Publié le 8 octobre 2015 à 18h30 - Dernière mise à jour le 27 octobre 2022 à 20h07
Toutes les vérités sont-elles bonnes à dire? Et à écrire… Emmanuel Petit en est certainement persuadé, lui qui vient de publier avec notre confrère Kader Boudaoud «Franc Tireur», un ouvrage où, celui qui est entré au panthéon du football français en 1998 en inscrivant l’un des trois buts de la victoire française en Coupe du monde face au Brésil, le 1000e but de l’équipe de France, laisse parler son cœur, ses tripes et son cerveau pour essayer de défendre ce sport qu’il aime tant.
Petit et Boudaoud, sur France Télévision, c’est le tandem des soirs de ballon rond depuis des années. Et comme Kader Boudaoud avant de parler dans un micro, a fait ses classes de journaliste, donc ses premières armes, dans la presse écrite, au Provençal, exactement, c’est presque naturellement que le footballeur a demandé à son compère de télévision de travailler en duo sur ce livre. Un opus qui réunit le témoignage d’Emmanuel Petit et, lorsque le besoin s’en fait sentir, des focus journalistiques de Kader Boudaoud à propos des périodes ou des faits évoqués. Ce qui permet une facilité de lecture des plus intéressantes.

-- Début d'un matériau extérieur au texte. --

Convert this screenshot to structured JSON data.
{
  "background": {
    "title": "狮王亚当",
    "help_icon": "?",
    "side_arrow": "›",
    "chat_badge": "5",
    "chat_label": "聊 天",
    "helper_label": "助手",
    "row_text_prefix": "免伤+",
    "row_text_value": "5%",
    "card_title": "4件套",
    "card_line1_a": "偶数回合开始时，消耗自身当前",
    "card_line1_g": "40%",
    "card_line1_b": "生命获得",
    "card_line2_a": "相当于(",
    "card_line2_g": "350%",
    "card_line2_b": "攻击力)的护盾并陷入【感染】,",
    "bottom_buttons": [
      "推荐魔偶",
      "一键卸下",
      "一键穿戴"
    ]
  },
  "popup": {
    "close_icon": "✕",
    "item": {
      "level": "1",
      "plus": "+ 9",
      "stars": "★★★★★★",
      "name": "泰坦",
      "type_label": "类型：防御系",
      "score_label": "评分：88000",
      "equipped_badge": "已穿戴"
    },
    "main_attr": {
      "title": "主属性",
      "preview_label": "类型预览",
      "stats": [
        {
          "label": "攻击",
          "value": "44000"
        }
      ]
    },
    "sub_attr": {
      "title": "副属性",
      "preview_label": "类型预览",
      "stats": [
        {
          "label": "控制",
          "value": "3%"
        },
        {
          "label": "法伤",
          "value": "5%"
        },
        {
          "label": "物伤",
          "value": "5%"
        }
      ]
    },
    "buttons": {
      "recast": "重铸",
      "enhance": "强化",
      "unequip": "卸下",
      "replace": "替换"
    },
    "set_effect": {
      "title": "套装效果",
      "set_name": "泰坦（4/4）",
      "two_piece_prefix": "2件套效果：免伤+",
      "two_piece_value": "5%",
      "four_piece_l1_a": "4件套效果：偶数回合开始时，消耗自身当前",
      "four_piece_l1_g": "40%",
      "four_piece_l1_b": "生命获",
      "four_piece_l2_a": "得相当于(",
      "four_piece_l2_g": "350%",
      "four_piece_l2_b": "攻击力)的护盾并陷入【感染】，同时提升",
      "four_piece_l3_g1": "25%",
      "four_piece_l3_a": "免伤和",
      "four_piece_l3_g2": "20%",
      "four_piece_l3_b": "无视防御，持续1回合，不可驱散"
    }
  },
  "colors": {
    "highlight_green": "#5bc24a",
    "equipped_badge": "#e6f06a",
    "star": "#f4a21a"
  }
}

Aujourd’hui, avec les derniers rebondissements en date concernant les instances mondiales du football et, en particulier, les affaires Blatter et Platini, les 231 pages du livre prennent une saveur particulière. Car, après avoir crié son amour pour le football amateur, après avoir livré ses souvenirs, dont un émouvant témoignage sur la mort de son frère foudroyé par une rupture d’anévrisme sur un terrain de foot -«Mon frère, cette lumière, ce guide, doué au foot et brillant en dehors n’est plus. Il a même refusé d’effectuer un essai à Monaco, il avait d’autres ambitions. Il avait 21 ans, la vie devant lui… On pense à lui tous les jours. »-; après avoir tenté d’éclaircir ses dissensions avec Zidane liées à quelques lignes écrites dans son précédent livre -«J’ai juste écrit qu’en cinq ou six années, on avait à peine échangé deux mots, ce qui est vrai, et que nous n’avions finalement rien à nous dire»-; après avoir dénoncé les pratiques actuelles du football professionnel «Et si pour leurs dirigeants, la priorité est de faire du fric, comment reprocher aux joueurs de perdre de vue le jeu pour l’argent. Ils ne font qu’agir comme l’ensemble de leur milieu et ses décideurs.»-; après avoir dévoilé le dégoût de ce qu’il a vécu au Barça -«J’ai vécu des choses que je croyais révolues et j’ai assisté à des scènes auxquelles je ne pensais jamais être confronté dans un vestiaire de foot : du racisme primaire. Pur et dur. A Barcelone le principe était tout bête : les Catalans étaient intouchables. Même s’ils étaient bidon sur le terrain, ils ne risquaient absolument rien, leur place de titulaire était garantie à vie.»-.
C’est la conclusion du livre qui interpelle
«Pour conclure… Il faut sauver le foot», titre-t-il. On y lit : «Et avec les derniers scandales qui ont touché l’institution chargée d’organiser et de garantir une certaine idée du football, avec les dissensions et les luttes de pouvoir qui peuvent exister entre la FIFA et l’UEFA au niveau international, entre la FFF et la LFP au niveau national, on peut être inquiets. Quelles sont les priorités ? On a l’impression que c’est plus le pouvoir qui les préoccupe que le le jeu et ses pratiquants. On parle d’avantage de politique que de football. D’avantage d’argent que de jeu.» Et de dénoncer par le détail la gangrène instillée par l’argent. Naïf, Emmanuel Petit ? Pas vraiment.
Réaliste assurément et un tantinet utopique lorsqu’il conclut en souhaitant que la FIFA soit «une formidable machine au service du football, de tous les footballs». Et d’ajouter «Mais l’argent ne doit plus être le principal moteur.» Et ça, c’est une autre paire de manches.
Michel EGEA
«Franc-tireur» par Emmanuel Petit, avec Kader Boudaoud, 231 pages – 18,90 euros. Collection de témoignages de Francetvsport, chez Solar.